The 5ʹ untranslated regions (UTRs) of virus isolate 5854 are 71 and 203 nt long for RNA1 and RNA2, respectively, and share 88.7% nt sequence identity. The 3ʹ UTRs are 163 and 173 nt long for RNA1 and RNA2, respectively, and share 87.7% nt sequence identity. Strong sequence similarity between the untranslated regions of RNA1 and RNA2 is a characteristic feature of members of the family Secoviridae [5, 9].

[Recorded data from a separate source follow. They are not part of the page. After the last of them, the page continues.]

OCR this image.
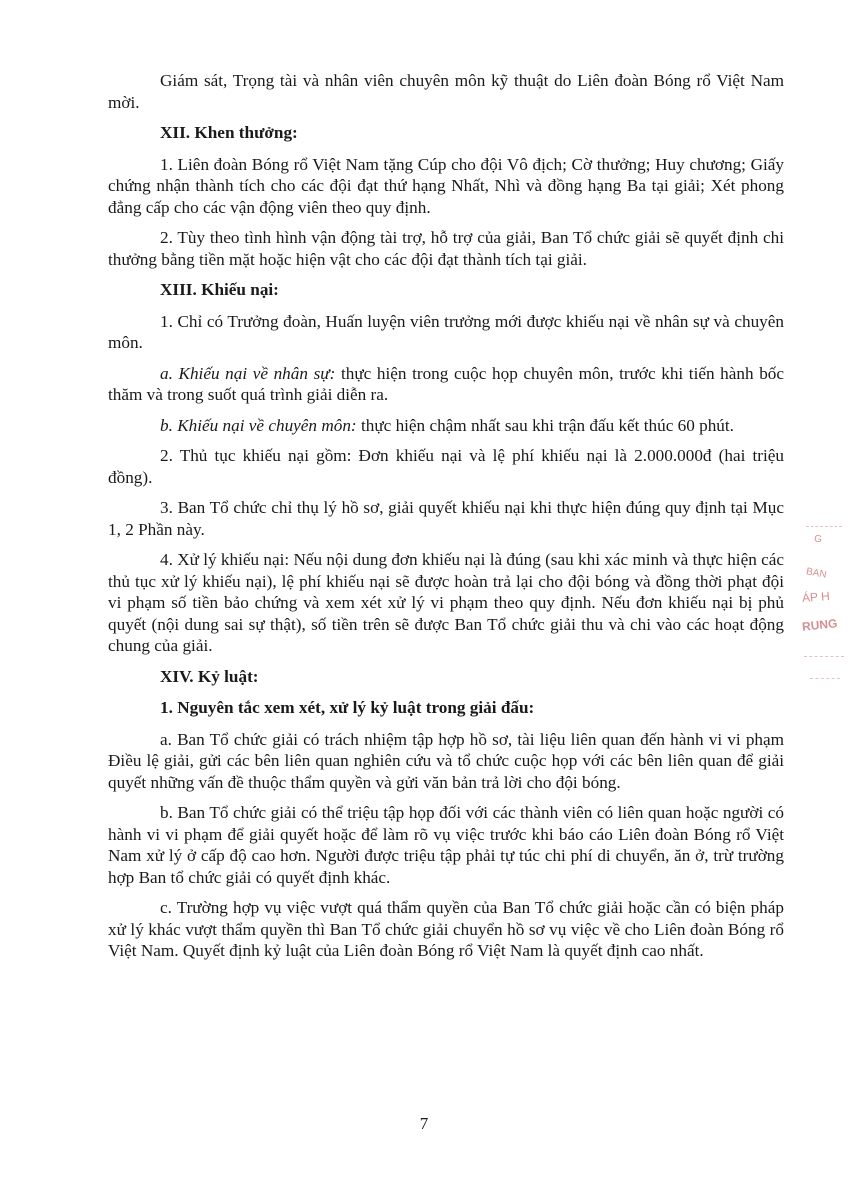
Giám sát, Trọng tài và nhân viên chuyên môn kỹ thuật do Liên đoàn Bóng rổ Việt Nam mời.

XII. Khen thưởng:

1. Liên đoàn Bóng rổ Việt Nam tặng Cúp cho đội Vô địch; Cờ thưởng; Huy chương; Giấy chứng nhận thành tích cho các đội đạt thứ hạng Nhất, Nhì và đồng hạng Ba tại giải; Xét phong đẳng cấp cho các vận động viên theo quy định.

2. Tùy theo tình hình vận động tài trợ, hỗ trợ của giải, Ban Tổ chức giải sẽ quyết định chi thưởng bằng tiền mặt hoặc hiện vật cho các đội đạt thành tích tại giải.

XIII. Khiếu nại:

1. Chỉ có Trưởng đoàn, Huấn luyện viên trưởng mới được khiếu nại về nhân sự và chuyên môn.

a. Khiếu nại về nhân sự: thực hiện trong cuộc họp chuyên môn, trước khi tiến hành bốc thăm và trong suốt quá trình giải diễn ra.

b. Khiếu nại về chuyên môn: thực hiện chậm nhất sau khi trận đấu kết thúc 60 phút.

2. Thủ tục khiếu nại gồm: Đơn khiếu nại và lệ phí khiếu nại là 2.000.000đ (hai triệu đồng).

3. Ban Tổ chức chỉ thụ lý hồ sơ, giải quyết khiếu nại khi thực hiện đúng quy định tại Mục 1, 2 Phần này.

4. Xử lý khiếu nại: Nếu nội dung đơn khiếu nại là đúng (sau khi xác minh và thực hiện các thủ tục xử lý khiếu nại), lệ phí khiếu nại sẽ được hoàn trả lại cho đội bóng và đồng thời phạt đội vi phạm số tiền bảo chứng và xem xét xử lý vi phạm theo quy định. Nếu đơn khiếu nại bị phủ quyết (nội dung sai sự thật), số tiền trên sẽ được Ban Tổ chức giải thu và chi vào các hoạt động chung của giải.

XIV. Kỷ luật:

1. Nguyên tắc xem xét, xử lý kỷ luật trong giải đấu:

a. Ban Tổ chức giải có trách nhiệm tập hợp hồ sơ, tài liệu liên quan đến hành vi vi phạm Điều lệ giải, gửi các bên liên quan nghiên cứu và tổ chức cuộc họp với các bên liên quan để giải quyết những vấn đề thuộc thẩm quyền và gửi văn bản trả lời cho đội bóng.

b. Ban Tổ chức giải có thể triệu tập họp đối với các thành viên có liên quan hoặc người có hành vi vi phạm để giải quyết hoặc để làm rõ vụ việc trước khi báo cáo Liên đoàn Bóng rổ Việt Nam xử lý ở cấp độ cao hơn. Người được triệu tập phải tự túc chi phí di chuyển, ăn ở, trừ trường hợp Ban tổ chức giải có quyết định khác.

c. Trường hợp vụ việc vượt quá thẩm quyền của Ban Tổ chức giải hoặc cần có biện pháp xử lý khác vượt thẩm quyền thì Ban Tổ chức giải chuyển hồ sơ vụ việc về cho Liên đoàn Bóng rổ Việt Nam. Quyết định kỷ luật của Liên đoàn Bóng rổ Việt Nam là quyết định cao nhất.

G
BAN
ÁP H
RUNG
7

To determine the phylogenetic relationships of virus isolate 5854 to other members of the family Secoviridae, conserved Pro–Pol protein sequences (from the CG motif of the protease to the GDD motif of the RdRp) were aligned using MUSCLE, and a maximum-likelihood (ML) tree was generated using the RAxML Geneious Plugin version 8, selecting the GAMMA JTT model of protein evolution and a random tree topology to begin the search. Placement of virus isolate 5854 within the subgenus Cholivirus of the genus Sadwavirus and as a sister taxon to pineapple secovirus A (PSV-A) was supported by very high bootstrap values for the branch nodes (Fig. 2). The current species demarcation criteria for members of the family Secoviridae are less than 80% aa sequence identity in the Pro–Pol region or less than 75% aa sequence identity in the coat protein(s) [5]. Isolate 5854 has 64% and 52.9% aa sequence identity in the Pro-Pol and coat protein regions, respectively, to its closest relative, PSV-A, and thus is clearly divergent enough to be classified as a member of a new species in the genus Sadwavirus. The name “cattleya purple ringspot virus” (CaPRV) is proposed for the virus, and “Sadwavirus cattleyacola” for the formal species name.

Fig. 2
figure 2

Maximum-likelihood phylogenetic tree showing the relationships between cattleya purple ringspot virus isolate 5854 (in purple font) and members of the genus Sadwavirus based on an amino acid sequence alignment of the Pro-Pol region. Tip labels include the GenBank accession number or the RefSeq number, followed by the virus name. Bootstrap values (1000 replicates) greater than 70% are shown at the nodes of the branches. Selected sequences from members of other genera in the family Secoviridae were used as outgroups. An asterisk (*) denotes an unclassified member of the family Secoviridae (NCBI:txid2734846). The scale bar represents the number of amino acid substitutions per position in the alignment

Further research is required to determine the geographic distribution and host range of CaPRV in Australia and to elucidate its epidemiology. No vector is known for any member of the genus Sadwavirus, so it is an intriguing question how these cattleya plants could have become infected. It is conceivable that one or both parental plants could have been asymptomatically infected with the virus and that the virus was seed-transmitted to the progeny plants. Sadwaviruses are also mechanically transmissible, so this could also have provided a route of infection. Additional biological and biochemical characterisation of this virus isolate is needed, particularly to confirm the polyprotein cleavage sites and translation of ORF2B. Furthermore, since the sequence output using the MiSeq platform was relatively low, it is possible that other low-titre viruses might have been associated with the disease symptoms, and high-throughput sequencing on a deeper scale might resolve this possibility.